Lyrics are your friend.
This weekend I introduced the song by pointing out the second verse…
“I know you may have sung this song 1,000 times, but the truth of verse two is available for redemption today. No matter the sin of Wednesday night, Monday morning or last night, Christ wants you desperately and won’t stop pursuing you, so as we sing this today, go to that place of loneliness in your sin and know that He is there waiting for you, desperately wanting you just the way you are.”
The simple bringing of a lyric to the current situation of the people you stand in front of will make a song brand new.
2. Don’t talk TO…Do talk WITH.
Nothing drives someone more crazy than a pointed finger.
It can become easy to lead from a place of self-righteousness when there is a microphone in front of you. So I try to replace words like YOU with US and WE. I like to tell congregations that WE are going on a journey together toward the heart of God. Not that I’M leading THEM to the heart of God. How ridiculous.

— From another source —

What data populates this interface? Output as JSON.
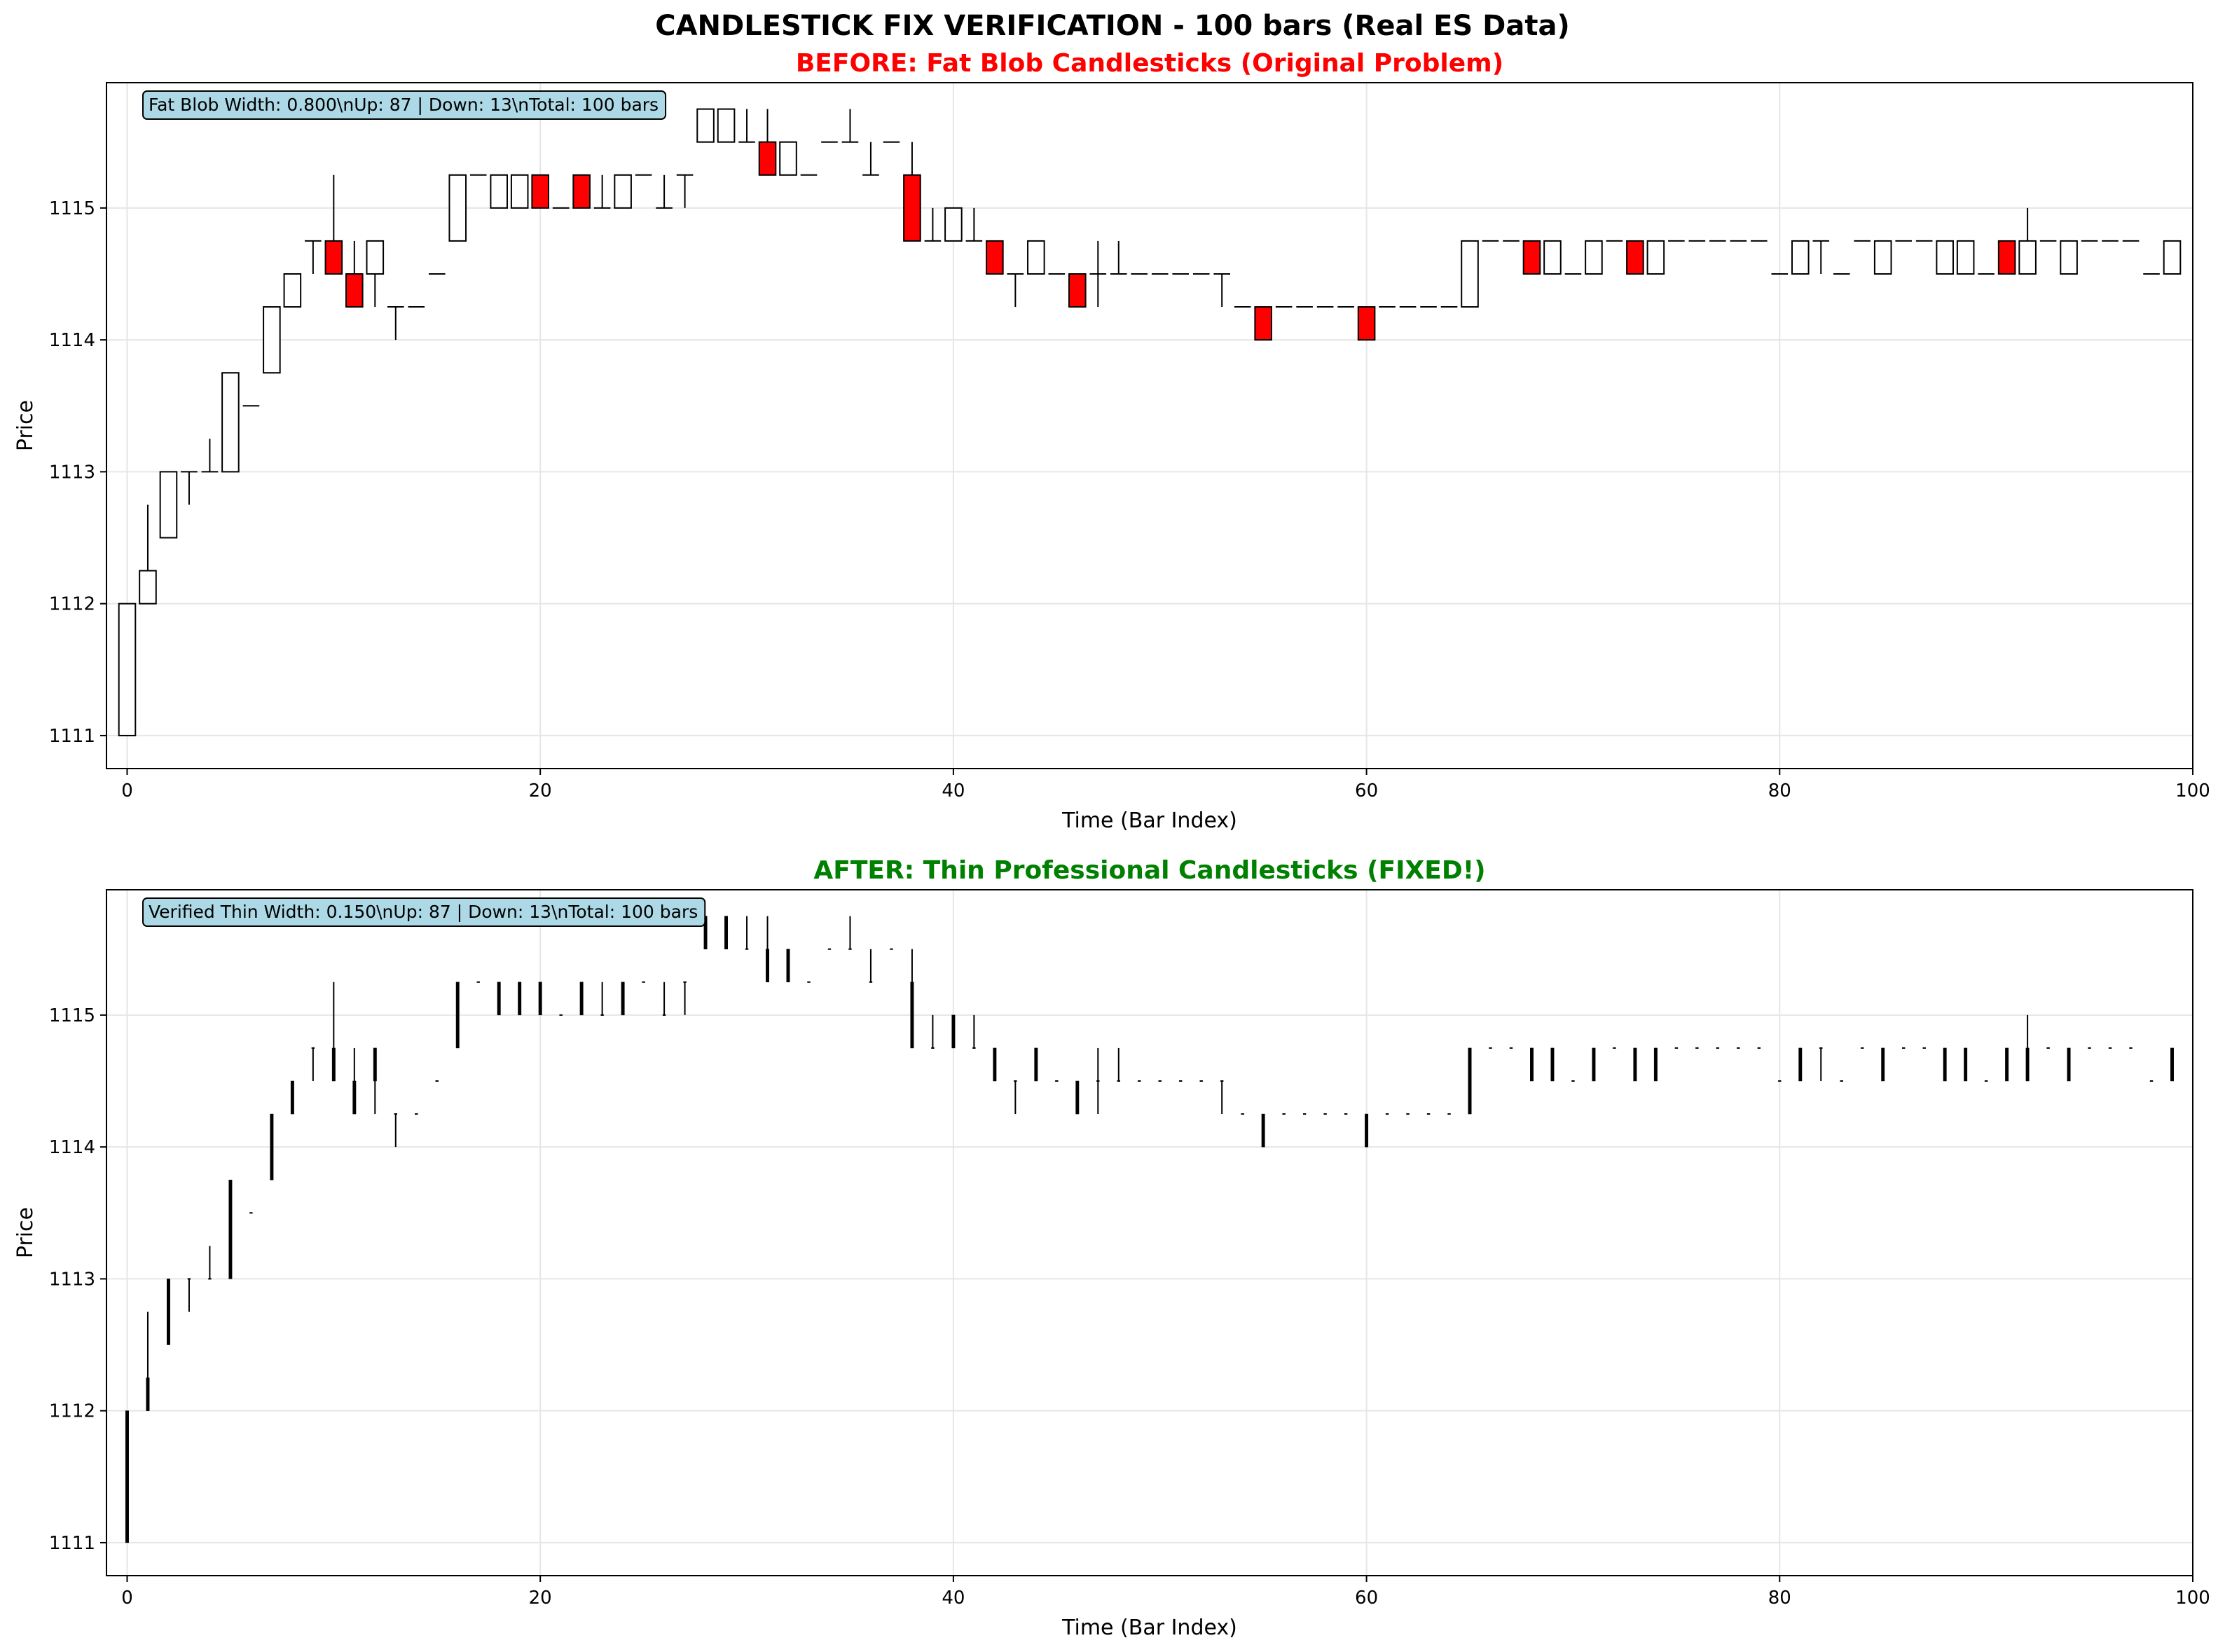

Lead from BESIDE them, not in FRONT of them.
Lord knows we need all the help we can get so we don’t end up in who-knows-where instead of Heaven.
3. Lead the weary AND the cheery.
OK. That was lame. But you get it.
It becomes SO EASY to just harp on “those of you who are broken and downcast and in need of Jesus.”
In fact, I’d say most worship leaders I know, myself included, speak primarily to the downcast during a worship set. As if we are the worship leading version of Dr. Phil trying to pull them out of despair.
News Flash. Not everyone in front of you is depressed. In fact, many of them are having the time of their lives.
Don’t forget them. The joy of the Lord is their strength and many of them have it.
Let them know that you aren’t just waiting for the next bomb to drop on their heads in order to be able to worship God with you on a Sunday morning.